Okolice jezior Bled i Bohinj, Słowenia, lipiec 2021
W ostatnim wpisie opisałem wejście na Triglav. Wypad na najwyższy szczyt Słowenii brzmi jak nieliche wyzwanie, ale na szczęście nie tylko takie rzeczy czekają turystów w tym pięknym kraju. Na chwilę zwalniamy tempo i przenosimy się w relaksujące okolice Triglavu, czyli nad jeziora Bled oraz Bohinj… Tak, jak to opisałem jeszcze w 2021 roku.
Bled
Nocleg w hostelu Hacienda, znalezionym na Bookingu[1] poprzedniego wieczoru, okazał się być trafionym wyborem. Na wstępie pan z obsługi zasugerował, że goście przybytku mogą spodziewać się szeregu zniżek na różne atrakcje w okolicy. Podziękowaliśmy za informację, nawet jeśli na skorzystanie z niej się nie zapowiadało. Warunki okazały się być przyzwoite, a okolica spokojna i całkiem ładna – choć niezbyt blisko jeziora. Warto zapamiętać to miejsce.
Po śniadaniu, rozważamy jeszcze jedną noc w tym samym miejscu. Choć nasz pokój już znowu jest dostępny na Bookingu, udaje mi się wytargować cenę niższą o 30 euro bezpośrednio u wspomnianego Pana z obsługi. Czyli zostajemy. To dobrze – nie trzeba sprzątać bałaganu, który przez jeden wieczór zdążyliśmy tu zrobić.
Na dzień dobry, decydujemy się na spacer wokół jeziora Bled. Pogoda dopisuje – jest ciepło, choć na horyzoncie pojawia się sporo chmur. To dobrze, może się nie przypalimy. Regeneracja po Triglavie jest jak najbardziej wskazana – w końcu jesteśmy na wczasach, nie na rajdzie. Zapowiada się luźny dzień i przyjemny spacerek, a może nawet skromne opalanie. Okolica sprzyja takim planom. Jezioro i najbardziej charakterystyczne budowle cieszą oko. Tłum okazuje się niezbyt duży – co zaskakuje, bo przecież mowa o jednym z najpopularniejszych miejsc w Słowenii!

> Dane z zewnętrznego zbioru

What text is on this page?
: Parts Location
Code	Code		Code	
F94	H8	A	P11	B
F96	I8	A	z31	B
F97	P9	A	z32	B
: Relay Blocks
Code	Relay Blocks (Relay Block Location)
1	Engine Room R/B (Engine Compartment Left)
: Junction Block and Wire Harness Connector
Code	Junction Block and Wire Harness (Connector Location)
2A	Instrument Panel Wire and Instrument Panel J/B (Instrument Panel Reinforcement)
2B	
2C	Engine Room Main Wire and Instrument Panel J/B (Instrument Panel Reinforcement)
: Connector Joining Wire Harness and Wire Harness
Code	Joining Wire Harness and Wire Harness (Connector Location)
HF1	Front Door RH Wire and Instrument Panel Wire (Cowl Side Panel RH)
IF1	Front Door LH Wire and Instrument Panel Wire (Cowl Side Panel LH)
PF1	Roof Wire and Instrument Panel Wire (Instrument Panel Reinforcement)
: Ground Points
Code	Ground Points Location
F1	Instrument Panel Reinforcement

Tego dnia Bled mocno przypada mi do gustu. Błękit jeziora, alpejski styl budowli, zieleń lasów i górski pejzaż w tle – wszystko to mocno zapada w pamięć. Zieleń i błękit tworzą naturalną kompozycję, która uspokaja i cieszy oko. Widoczne na wybrzeżu budynki nie psują tej harmonii, a wręcz odwrotnie – zgrywają się z nią. Nic dziwnego, że ta miejscowość z charakterystycznym kościółkiem na wyspie i zamkiem na skale jest jednym z najbardziej charakterystycznych widoków Słowenii.

Spacer wokół jeziora urozmaicamy wejściem na punkt widokowy Mala Osojnica. Może nie jest on najwyższy w okolicy, ale widok stamtąd zdecydowanie wszystkich zadowala. Zresztą, nie ma co się przemęczać – podobno to dzień na wypoczynek. Już sama myśl, że nie trzeba iść nigdzie dalej, pozwala się zrelaksować. Ta sama myśl, połączona z widokiem na jezioro i miejscowość Bled, daje efekt podwójny.

Po zejściu z punktu widokowego, Jula i Artur zostają na plaży nieopodal kempingu. Ja z Basią uświadamiamy sobie, że nie zabraliśmy strojów kąpielowych, więc kontynuujemy podróż wokół jeziora. Dochodzimy do wniosku, że świetnie byłoby kiedyś tu wrócić i wykorzystać ścieżkę wokół Bledu jako trasę do biegania. Na razie jednak zachodzimy do naszego pokoju po stroje kąpielowe i wracamy nad jezioro popływać, więc myśl o bieganiu schodzi na drugi plan.
Wieczorem decydujemy się na kolację w jakiejś knajpie. Wybór pada na pizzerię Rustika[2] ze świetną pizzą na cienkim cieście, dokładnie taką, jaką uwielbiam. Gdy wracamy do pokoju, co rusz kapie kilka kropel deszczu. Ale nawet psująca się pogoda nie psuje magii tej miejscowości.
Po kolejnej nocy w Haciendzie, ruszamy na małe zakupy. Tuż przed wyruszeniem z Bledu w dalszą trasę, decydujemy się też na spróbowanie lokalnego przysmaku: kremówek. Udajemy się w tym celu do cukierni Zima[3] – miejsca, w którym podobno można dostać najlepszą wersję tego ciasta. Po smakołyku i wypiciu świetnej kawy jestem skłonny uwierzyć, że plotki o tej cukierni nie były przesadzone.

Bohinj
Z Bledu wyruszamy w górę rzeki Sava Bohinjka nad jezioro Bohinj. Tam nasze ścieżki się rozdzielają. Jula i Artur ruszają w góry, natomiast ja z Basią zajeżdżamy do Ukanc, żeby potaplać się w kolejnym jeziorze. Na kempingu Bohinj[4] wypożyczamy paddleboardy. Wypływamy nimi aż na drugi kraniec jeziora, co zajmuje nam kilka godzin. Choć pierwszy raz próbuję tego sportu, z pozycji stojącej udaje mi się spaść do wody tylko raz. Czyli idzie mi to zdecydowanie lepiej niż pierwsze podejście do biegówek.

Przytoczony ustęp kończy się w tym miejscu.